Seafarer 34

Development
- Designer: McCurdy & Rhodes
- Location: United States
- Year: 1972
- Builder: Seafarer Yachts
- Role: Cruiser

Boat
- Displacement: 11,700 lb (5,307 kg)
- Draft: 5.25 ft (1.60 m)

Hull
- Type: monohull
- Construction: fiberglass
- LOA: 33.75 ft (10.29 m)
- LWL: 25.50 ft (7.77 m)
- Beam: 10.00 ft (3.05 m)
- Engine: Universal Atomic 4 30 hp (22 kW) gasoline engine

Hull appendages
- Keel: fin keel
- Ballast: 4,760 lb (2,159 kg)
- Rudder: skeg-mounted

Rig
- Rig type: Bermuda rig
- I foretriangle height: 41.00 ft (12.50 m)
- J foretriangle base: 13.50 ft (4.11 m)
- P mainsail luff: 35.16 ft (10.72 m)
- E mainsail foot: 12.50 ft (3.81 m)

Sails
- Sailplan: masthead sloop
- Mainsail area: 219.75 sq ft (20.415 m^{2})
- Jib/genoa area: 276.75 sq ft (25.711 m^{2})
- Total sail area: 496.50 sq ft (46.126 m^{2})

= Seafarer 34 =

Sailboat class

The Seafarer 34 is an American sailboat that was designed by McCurdy & Rhodes as a cruiser and first built in 1972.

==Production==
The design was built by Seafarer Yachts in the United States, starting in 1972, but it is now out of production.

==Design==
The Seafarer 34 is a recreational keelboat, built predominantly of fiberglass, with a balsa-cored deck.
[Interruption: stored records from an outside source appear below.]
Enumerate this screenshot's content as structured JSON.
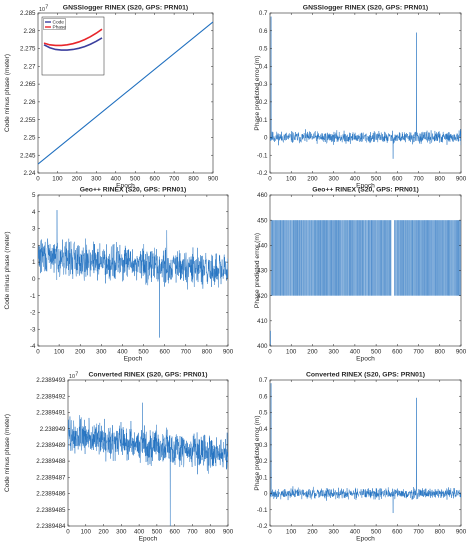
{
  "colors": {
    "series": "#1f6fbf",
    "code": "#3b3f9e",
    "phase": "#e8262b",
    "axis": "#262626",
    "zero": "#5a5a5a"
  },
  "chart_data": [
    {
      "type": "line",
      "title": "GNSSlogger RINEX (S20, GPS: PRN01)",
      "xlabel": "Epoch",
      "ylabel": "Code minus phase (meter)",
      "xlim": [
        0,
        900
      ],
      "ylim": [
        2.24,
        2.285
      ],
      "xticks": [
        "0",
        "100",
        "200",
        "300",
        "400",
        "500",
        "600",
        "700",
        "800",
        "900"
      ],
      "yticks": [
        "2.24",
        "2.245",
        "2.25",
        "2.255",
        "2.26",
        "2.265",
        "2.27",
        "2.275",
        "2.28",
        "2.285"
      ],
      "exponent": "10",
      "exponent_power": "7",
      "grid": false,
      "series": [
        {
          "x": [
            0,
            900
          ],
          "values": [
            2.2425,
            2.2825
          ]
        }
      ],
      "inset": {
        "legend": [
          {
            "name": "Code",
            "color": "#3b3f9e"
          },
          {
            "name": "Phase",
            "color": "#e8262b"
          }
        ],
        "series": [
          {
            "name": "Code",
            "x": [
              0,
              0.1,
              0.2,
              0.3,
              0.4,
              0.5,
              0.6,
              0.7,
              0.8,
              0.9,
              1.0
            ],
            "values": [
              0.52,
              0.47,
              0.44,
              0.43,
              0.43,
              0.44,
              0.46,
              0.49,
              0.53,
              0.58,
              0.64
            ]
          },
          {
            "name": "Phase",
            "x": [
              0,
              0.1,
              0.2,
              0.3,
              0.4,
              0.5,
              0.6,
              0.7,
              0.8,
              0.9,
              1.0
            ],
            "values": [
              0.55,
              0.52,
              0.51,
              0.51,
              0.52,
              0.54,
              0.57,
              0.61,
              0.66,
              0.72,
              0.79
            ]
          }
        ]
      }
    },
    {
      "type": "line",
      "title": "GNSSlogger RINEX (S20, GPS: PRN01)",
      "xlabel": "Epoch",
      "ylabel": "Phase predicted error (m)",
      "xlim": [
        0,
        900
      ],
      "ylim": [
        -0.2,
        0.7
      ],
      "xticks": [
        "0",
        "100",
        "200",
        "300",
        "400",
        "500",
        "600",
        "700",
        "800",
        "900"
      ],
      "yticks": [
        "-0.2",
        "-0.1",
        "0",
        "0.1",
        "0.2",
        "0.3",
        "0.4",
        "0.5",
        "0.6",
        "0.7"
      ],
      "grid": false,
      "noise": {
        "mean": 0.0,
        "amplitude": 0.028,
        "seed": 11
      },
      "spikes": [
        {
          "x": 5,
          "value": 0.68
        },
        {
          "x": 580,
          "value": -0.12
        },
        {
          "x": 690,
          "value": 0.59
        }
      ]
    },
    {
      "type": "line",
      "title": "Geo++ RINEX (S20, GPS: PRN01)",
      "xlabel": "Epoch",
      "ylabel": "Code minus phase (meter)",
      "xlim": [
        0,
        900
      ],
      "ylim": [
        -4,
        5
      ],
      "xticks": [
        "0",
        "100",
        "200",
        "300",
        "400",
        "500",
        "600",
        "700",
        "800",
        "900"
      ],
      "yticks": [
        "-4",
        "-3",
        "-2",
        "-1",
        "0",
        "1",
        "2",
        "3",
        "4",
        "5"
      ],
      "grid": false,
      "noise": {
        "start": 1.4,
        "end": 0.4,
        "amplitude": 0.9,
        "seed": 29
      },
      "spikes": [
        {
          "x": 90,
          "value": 4.1
        },
        {
          "x": 575,
          "value": -3.5
        },
        {
          "x": 610,
          "value": 2.9
        }
      ]
    },
    {
      "type": "line",
      "title": "Geo++ RINEX (S20, GPS: PRN01)",
      "xlabel": "Epoch",
      "ylabel": "Phase predicted error (m)",
      "xlim": [
        0,
        900
      ],
      "ylim": [
        400,
        460
      ],
      "xticks": [
        "0",
        "100",
        "200",
        "300",
        "400",
        "500",
        "600",
        "700",
        "800",
        "900"
      ],
      "yticks": [
        "400",
        "410",
        "420",
        "430",
        "440",
        "450",
        "460"
      ],
      "grid": false,
      "band": {
        "low": 420,
        "high": 450,
        "start_x": 5,
        "end_x": 900,
        "gap": [
          572,
          584
        ],
        "seed": 47
      },
      "spikes": [
        {
          "x": 2,
          "value": 406
        }
      ]
    },
    {
      "type": "line",
      "title": "Converted RINEX (S20, GPS: PRN01)",
      "xlabel": "Epoch",
      "ylabel": "Code minus phase (meter)",
      "xlim": [
        0,
        900
      ],
      "ylim": [
        2.2389484,
        2.2389493
      ],
      "xticks": [
        "0",
        "100",
        "200",
        "300",
        "400",
        "500",
        "600",
        "700",
        "800",
        "900"
      ],
      "yticks": [
        "2.2389484",
        "2.2389485",
        "2.2389486",
        "2.2389487",
        "2.2389488",
        "2.2389489",
        "2.238949",
        "2.2389491",
        "2.2389492",
        "2.2389493"
      ],
      "exponent": "10",
      "exponent_power": "7",
      "grid": false,
      "noise": {
        "start": 2.23894896,
        "end": 2.23894884,
        "amplitude": 9e-08,
        "seed": 73
      },
      "spikes": [
        {
          "x": 575,
          "value": 2.2389484
        },
        {
          "x": 420,
          "value": 2.23894916
        }
      ]
    },
    {
      "type": "line",
      "title": "Converted RINEX (S20, GPS: PRN01)",
      "xlabel": "Epoch",
      "ylabel": "Phase predicted error (m)",
      "xlim": [
        0,
        900
      ],
      "ylim": [
        -0.2,
        0.7
      ],
      "xticks": [
        "0",
        "100",
        "200",
        "300",
        "400",
        "500",
        "600",
        "700",
        "800",
        "900"
      ],
      "yticks": [
        "-0.2",
        "-0.1",
        "0",
        "0.1",
        "0.2",
        "0.3",
        "0.4",
        "0.5",
        "0.6",
        "0.7"
      ],
      "grid": false,
      "noise": {
        "mean": 0.0,
        "amplitude": 0.028,
        "seed": 91
      },
      "spikes": [
        {
          "x": 5,
          "value": 0.68
        },
        {
          "x": 580,
          "value": -0.12
        },
        {
          "x": 690,
          "value": 0.59
        }
      ]
    }
  ]
}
It has a masthead sloop rig or optional yawl rig. The Seafarer 34 Mark II has a slightly taller rig. The hull has a raked stem; a raised counter, reverse transom; a skeg-mounted rudder controlled by a wheel and a fixed fin keel or optional stub keel and centerboard. It displaces 11700 lb and carries 4760 lb of lead ballast.

The keel-equipped version of the boat has a draft of 5.25 ft, while the centerboard-equipped version has a draft of 7.00 ft with the centerboard extended and 3.75 ft with it retracted, allowing operation in shallow water.

The boat is fitted with a Universal Atomic 4 30 hp gasoline engine for docking and maneuvering. A diesel engine was a factory option. The fuel tank holds 20 u.s.gal.

The design has sleeping accommodation for five people, with a double "V"-berth in the bow cabin, an L-shaped, or optional U-shaped, settee around a drop-down table in the main cabin that forms a double berth. A straight settee on the starboard side is a single berth. The galley is located on the starboard side of the companionway ladder and is equipped with a stove, an ice box and a sink. A navigation station is opposite the galley, on the port side. The head is located just aft of the bow cabin on the port side. The fresh water tank has a capacity of 40 u.s.gal

The design has a hull speed of 6.77 kn.